Celebrado em 8 de julho, o Dia Mundial da Alergia tem como objetivo conscientizar a população sobre a prevenção, o diagnóstico e o tratamento adequado das doenças alérgicas, que podem se manifestar em qualquer fase da vida. Embora muitas alergias tenham início durante a infância, especialistas alertam que adultos também podem desenvolver reações alérgicas, algumas delas potencialmente fatais, como a anafilaxia e o choque anafilático.
Segundo a médica alergista e imunologista pediátrica Maria Carolina Guimarães Albertini, do Hospital Universitário Maria Aparecida Pedrossian da Universidade Federal de Mato Grosso do Sul (Humap-UFMS), integrante da rede federal HU Brasil, a alergia ocorre quando o sistema imunológico reage de forma exagerada a substâncias que normalmente são inofensivas para a maioria das pessoas.
Entre as doenças alérgicas mais comuns estão a rinite alérgica, a asma, a dermatite atópica, as alergias alimentares, a medicamentos e às ferroadas de insetos. Cada uma apresenta características próprias e diferentes níveis de gravidade, podendo evoluir para situações de emergência médica.
A anafilaxia é considerada a manifestação mais grave das reações alérgicas. Trata-se de uma reação sistêmica de rápida evolução que pode comprometer diversos órgãos e colocar a vida do paciente em risco.

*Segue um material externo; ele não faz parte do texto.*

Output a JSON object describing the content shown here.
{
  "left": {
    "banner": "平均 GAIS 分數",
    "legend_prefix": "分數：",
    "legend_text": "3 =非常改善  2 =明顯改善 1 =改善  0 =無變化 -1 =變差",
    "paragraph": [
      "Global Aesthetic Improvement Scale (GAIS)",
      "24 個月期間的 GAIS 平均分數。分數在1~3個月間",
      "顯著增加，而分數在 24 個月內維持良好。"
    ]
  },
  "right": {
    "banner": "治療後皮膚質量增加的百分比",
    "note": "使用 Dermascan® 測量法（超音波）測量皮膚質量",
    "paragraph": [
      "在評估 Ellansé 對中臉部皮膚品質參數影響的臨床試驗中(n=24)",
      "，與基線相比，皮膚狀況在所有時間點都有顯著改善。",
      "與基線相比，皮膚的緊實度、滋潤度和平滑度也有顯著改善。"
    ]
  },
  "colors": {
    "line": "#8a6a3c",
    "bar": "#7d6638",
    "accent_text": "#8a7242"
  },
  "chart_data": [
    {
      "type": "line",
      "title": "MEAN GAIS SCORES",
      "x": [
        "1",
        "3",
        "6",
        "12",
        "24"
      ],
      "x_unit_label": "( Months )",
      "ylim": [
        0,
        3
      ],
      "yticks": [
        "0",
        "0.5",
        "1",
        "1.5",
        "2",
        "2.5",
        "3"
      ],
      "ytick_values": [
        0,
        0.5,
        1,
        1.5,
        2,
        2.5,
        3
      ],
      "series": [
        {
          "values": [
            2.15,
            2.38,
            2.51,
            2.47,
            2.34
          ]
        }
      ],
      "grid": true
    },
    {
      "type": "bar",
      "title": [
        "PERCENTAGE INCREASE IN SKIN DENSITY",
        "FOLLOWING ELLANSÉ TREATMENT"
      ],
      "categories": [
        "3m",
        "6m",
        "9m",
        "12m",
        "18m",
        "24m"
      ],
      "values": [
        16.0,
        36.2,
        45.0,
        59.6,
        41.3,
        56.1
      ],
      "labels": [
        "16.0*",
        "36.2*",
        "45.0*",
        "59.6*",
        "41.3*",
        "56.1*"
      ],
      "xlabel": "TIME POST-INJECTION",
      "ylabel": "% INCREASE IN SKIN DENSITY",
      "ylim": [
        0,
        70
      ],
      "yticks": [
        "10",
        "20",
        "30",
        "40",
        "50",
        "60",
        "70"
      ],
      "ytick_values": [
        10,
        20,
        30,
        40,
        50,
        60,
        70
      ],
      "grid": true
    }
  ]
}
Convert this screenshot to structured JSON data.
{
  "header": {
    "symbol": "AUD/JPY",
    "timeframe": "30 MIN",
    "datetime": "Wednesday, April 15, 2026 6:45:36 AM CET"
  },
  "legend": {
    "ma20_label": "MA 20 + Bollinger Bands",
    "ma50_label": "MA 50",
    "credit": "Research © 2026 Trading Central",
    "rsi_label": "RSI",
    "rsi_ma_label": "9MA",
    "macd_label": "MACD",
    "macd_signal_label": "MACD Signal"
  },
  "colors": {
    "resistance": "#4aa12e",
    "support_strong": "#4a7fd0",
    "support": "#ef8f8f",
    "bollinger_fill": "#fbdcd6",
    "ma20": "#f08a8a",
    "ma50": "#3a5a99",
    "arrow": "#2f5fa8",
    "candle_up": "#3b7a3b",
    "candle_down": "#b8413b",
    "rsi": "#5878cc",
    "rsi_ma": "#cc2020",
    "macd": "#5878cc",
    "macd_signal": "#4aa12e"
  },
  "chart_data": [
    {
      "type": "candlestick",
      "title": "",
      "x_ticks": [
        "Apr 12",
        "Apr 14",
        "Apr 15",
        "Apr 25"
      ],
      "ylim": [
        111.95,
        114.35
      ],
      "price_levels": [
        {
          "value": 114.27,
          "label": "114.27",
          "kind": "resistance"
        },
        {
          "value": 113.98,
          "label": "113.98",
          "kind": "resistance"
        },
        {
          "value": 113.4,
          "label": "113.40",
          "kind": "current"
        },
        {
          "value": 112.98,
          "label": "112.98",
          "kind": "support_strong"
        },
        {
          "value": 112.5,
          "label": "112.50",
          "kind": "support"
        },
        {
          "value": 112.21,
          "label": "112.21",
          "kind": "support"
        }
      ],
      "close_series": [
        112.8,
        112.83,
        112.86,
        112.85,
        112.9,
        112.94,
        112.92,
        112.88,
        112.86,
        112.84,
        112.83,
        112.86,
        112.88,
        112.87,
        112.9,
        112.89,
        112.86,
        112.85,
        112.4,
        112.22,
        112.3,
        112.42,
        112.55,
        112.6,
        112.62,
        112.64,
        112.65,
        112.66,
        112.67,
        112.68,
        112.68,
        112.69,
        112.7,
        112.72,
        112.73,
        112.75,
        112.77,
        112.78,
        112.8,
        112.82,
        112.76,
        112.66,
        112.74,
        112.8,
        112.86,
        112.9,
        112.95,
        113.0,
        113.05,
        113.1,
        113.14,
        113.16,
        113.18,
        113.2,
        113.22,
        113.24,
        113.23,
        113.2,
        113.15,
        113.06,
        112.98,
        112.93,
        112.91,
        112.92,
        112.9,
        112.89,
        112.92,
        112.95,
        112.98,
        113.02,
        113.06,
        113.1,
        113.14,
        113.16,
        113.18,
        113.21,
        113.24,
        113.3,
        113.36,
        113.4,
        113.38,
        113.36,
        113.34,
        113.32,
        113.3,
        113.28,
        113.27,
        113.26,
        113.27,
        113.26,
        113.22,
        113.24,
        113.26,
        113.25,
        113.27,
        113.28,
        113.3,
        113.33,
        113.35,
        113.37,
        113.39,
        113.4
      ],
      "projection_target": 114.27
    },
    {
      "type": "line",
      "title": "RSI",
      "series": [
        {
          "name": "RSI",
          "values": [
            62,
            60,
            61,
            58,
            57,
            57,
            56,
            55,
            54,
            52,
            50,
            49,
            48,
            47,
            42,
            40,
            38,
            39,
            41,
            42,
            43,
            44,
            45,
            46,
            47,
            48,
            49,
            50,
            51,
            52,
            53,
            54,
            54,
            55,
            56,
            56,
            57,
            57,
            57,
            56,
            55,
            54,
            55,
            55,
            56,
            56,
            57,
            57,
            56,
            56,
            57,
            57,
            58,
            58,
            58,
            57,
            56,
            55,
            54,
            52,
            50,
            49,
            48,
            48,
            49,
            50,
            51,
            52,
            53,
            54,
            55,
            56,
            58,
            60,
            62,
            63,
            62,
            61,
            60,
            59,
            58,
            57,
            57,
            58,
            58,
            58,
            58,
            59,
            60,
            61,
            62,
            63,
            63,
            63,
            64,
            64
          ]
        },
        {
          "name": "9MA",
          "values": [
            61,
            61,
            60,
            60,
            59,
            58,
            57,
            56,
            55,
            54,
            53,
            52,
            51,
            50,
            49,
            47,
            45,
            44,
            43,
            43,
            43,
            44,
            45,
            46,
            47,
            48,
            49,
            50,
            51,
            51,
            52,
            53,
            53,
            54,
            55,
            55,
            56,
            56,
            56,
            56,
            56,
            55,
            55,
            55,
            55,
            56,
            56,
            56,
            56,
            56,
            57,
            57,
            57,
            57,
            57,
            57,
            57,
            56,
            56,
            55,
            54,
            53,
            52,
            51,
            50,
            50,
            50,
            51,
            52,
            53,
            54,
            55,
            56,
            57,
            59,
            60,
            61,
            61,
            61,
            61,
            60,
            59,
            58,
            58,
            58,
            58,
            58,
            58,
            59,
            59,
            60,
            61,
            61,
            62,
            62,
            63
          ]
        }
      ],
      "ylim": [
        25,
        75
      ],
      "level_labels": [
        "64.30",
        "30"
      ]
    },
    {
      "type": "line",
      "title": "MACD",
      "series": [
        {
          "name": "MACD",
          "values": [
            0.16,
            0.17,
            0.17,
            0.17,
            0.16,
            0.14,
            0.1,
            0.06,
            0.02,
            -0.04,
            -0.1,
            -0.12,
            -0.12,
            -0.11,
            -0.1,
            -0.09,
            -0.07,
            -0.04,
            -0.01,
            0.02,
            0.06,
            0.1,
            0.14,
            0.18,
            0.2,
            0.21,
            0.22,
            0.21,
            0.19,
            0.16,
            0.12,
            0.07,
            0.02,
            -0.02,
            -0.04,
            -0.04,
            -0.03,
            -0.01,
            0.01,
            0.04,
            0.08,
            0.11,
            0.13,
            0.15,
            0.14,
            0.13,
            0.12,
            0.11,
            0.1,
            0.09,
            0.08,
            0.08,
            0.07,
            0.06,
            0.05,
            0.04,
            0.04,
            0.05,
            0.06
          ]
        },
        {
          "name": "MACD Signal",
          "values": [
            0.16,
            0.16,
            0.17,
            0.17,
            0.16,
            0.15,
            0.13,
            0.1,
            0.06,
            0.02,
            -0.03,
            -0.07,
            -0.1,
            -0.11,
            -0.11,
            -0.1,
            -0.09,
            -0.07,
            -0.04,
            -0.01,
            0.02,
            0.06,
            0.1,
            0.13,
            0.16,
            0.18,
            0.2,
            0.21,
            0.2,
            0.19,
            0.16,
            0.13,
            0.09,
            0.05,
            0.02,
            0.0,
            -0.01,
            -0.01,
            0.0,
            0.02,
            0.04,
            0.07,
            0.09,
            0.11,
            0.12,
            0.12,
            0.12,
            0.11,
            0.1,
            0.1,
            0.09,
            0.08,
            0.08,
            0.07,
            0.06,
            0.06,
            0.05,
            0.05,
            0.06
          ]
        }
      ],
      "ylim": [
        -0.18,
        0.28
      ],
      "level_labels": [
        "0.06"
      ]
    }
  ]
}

Já o choque anafilático representa a forma mais severa da anafilaxia, caracterizada principalmente pela queda acentuada da pressão arterial, podendo provocar perda de consciência, insuficiência respiratória e até mesmo levar à morte se não houver atendimento imediato.
A especialista destaca que ainda existe o equívoco de acreditar que a primeira reação alérgica sempre será leve. No entanto, isso não corresponde à realidade clínica. Em determinados pacientes, a primeira manifestação já pode ocorrer na forma de uma anafilaxia, exigindo intervenção urgente.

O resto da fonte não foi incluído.